This patch removes the DenseMap for keeping track of FMA3 grouping information avoiding the startup cost of populating the map and the associated memory usage.
Three new bits are added to the instruction TSFlags for keeping track of the form(132, 213, 231) and whether it is a scalar instrinsic instruction.
The 3 different forms of each instruction are combined into groups similar to the current code. But each of the groups are stored into static tables. Each table is sorted by the opcode of each form. Since opcodes encodings are assigned alphabetically and each form is named the same except for the 132, 213, or 231, when one form is sorted the other two forms are sorted. With the tables sorted, we can find the group for a given opcode by getting the form from the TSFlags and doing a binary search through the appropriate column of the table.
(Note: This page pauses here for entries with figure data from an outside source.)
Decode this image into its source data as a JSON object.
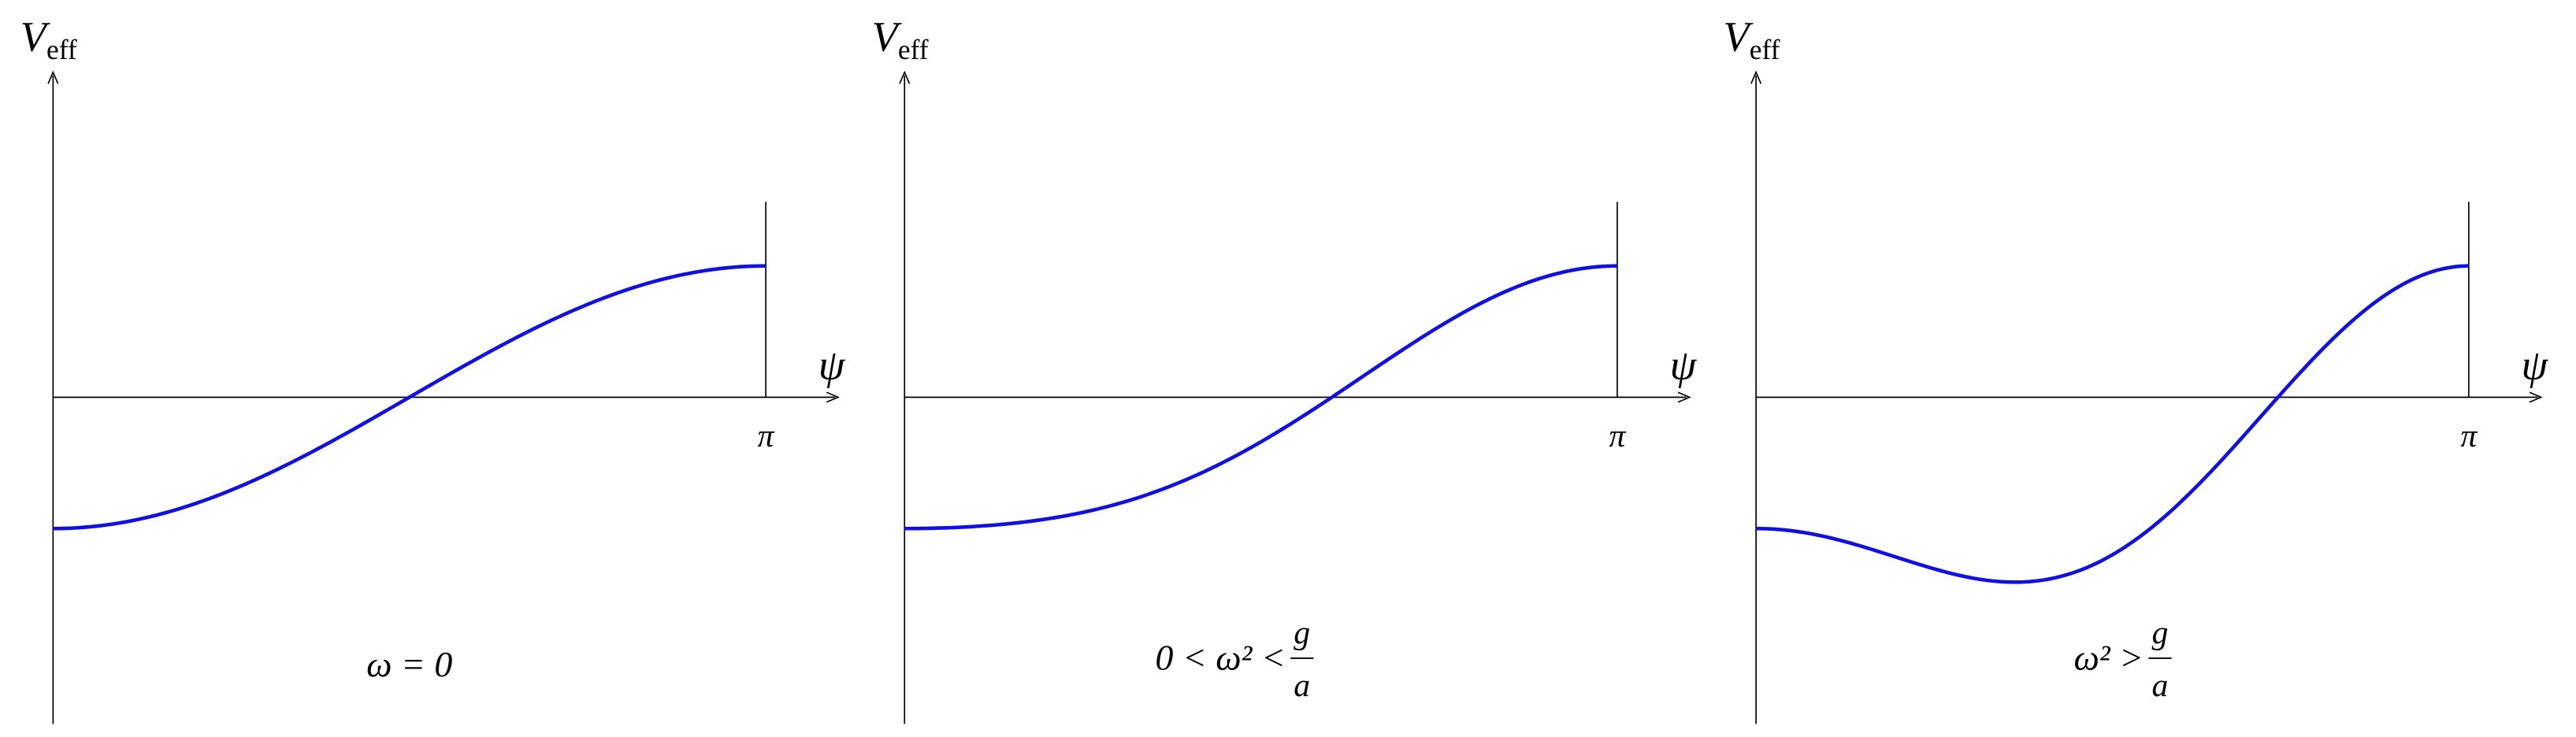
{
  "panels": [
    {
      "y_label": "V",
      "y_label_sub": "eff",
      "x_label": "ψ",
      "tick": "π",
      "caption": {
        "text": "ω = 0"
      }
    },
    {
      "y_label": "V",
      "y_label_sub": "eff",
      "x_label": "ψ",
      "tick": "π",
      "caption": {
        "text": "0 < ω² <",
        "numerator": "g",
        "denominator": "a"
      }
    },
    {
      "y_label": "V",
      "y_label_sub": "eff",
      "x_label": "ψ",
      "tick": "π",
      "caption": {
        "text": "ω² >",
        "numerator": "g",
        "denominator": "a"
      }
    }
  ]
}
There are 6 tables, split by the evex.b bit, memory/register, and masked/unmasked. The two evex.b tables contain masked and unmasked together. The masked/unmasked split for non evex.b makes it easy to populate the load folding tables. The instructions that use evex.b cannot be folded. For the tables without evex.b the register tables are the same size as their equivalent memory table and the opcodes are in the same order. Converting from register form to memory form is as simple as finding the row in one table and looking up the same row in the opposite table. Determining which table an opcode is in can be determined from other TSFlags bits.
Currently the getFMA3Group function is a private function in X86InstrInfo.cpp, but could be made a static function in the X86InstrInfo class if it becomes needed outside this file.
The load folding table creation as well as the commuting code has been updated to use the new interface. The commuting code makes use of new and existing TSFlags to determine additional information about the opcodes beyond which group they are in.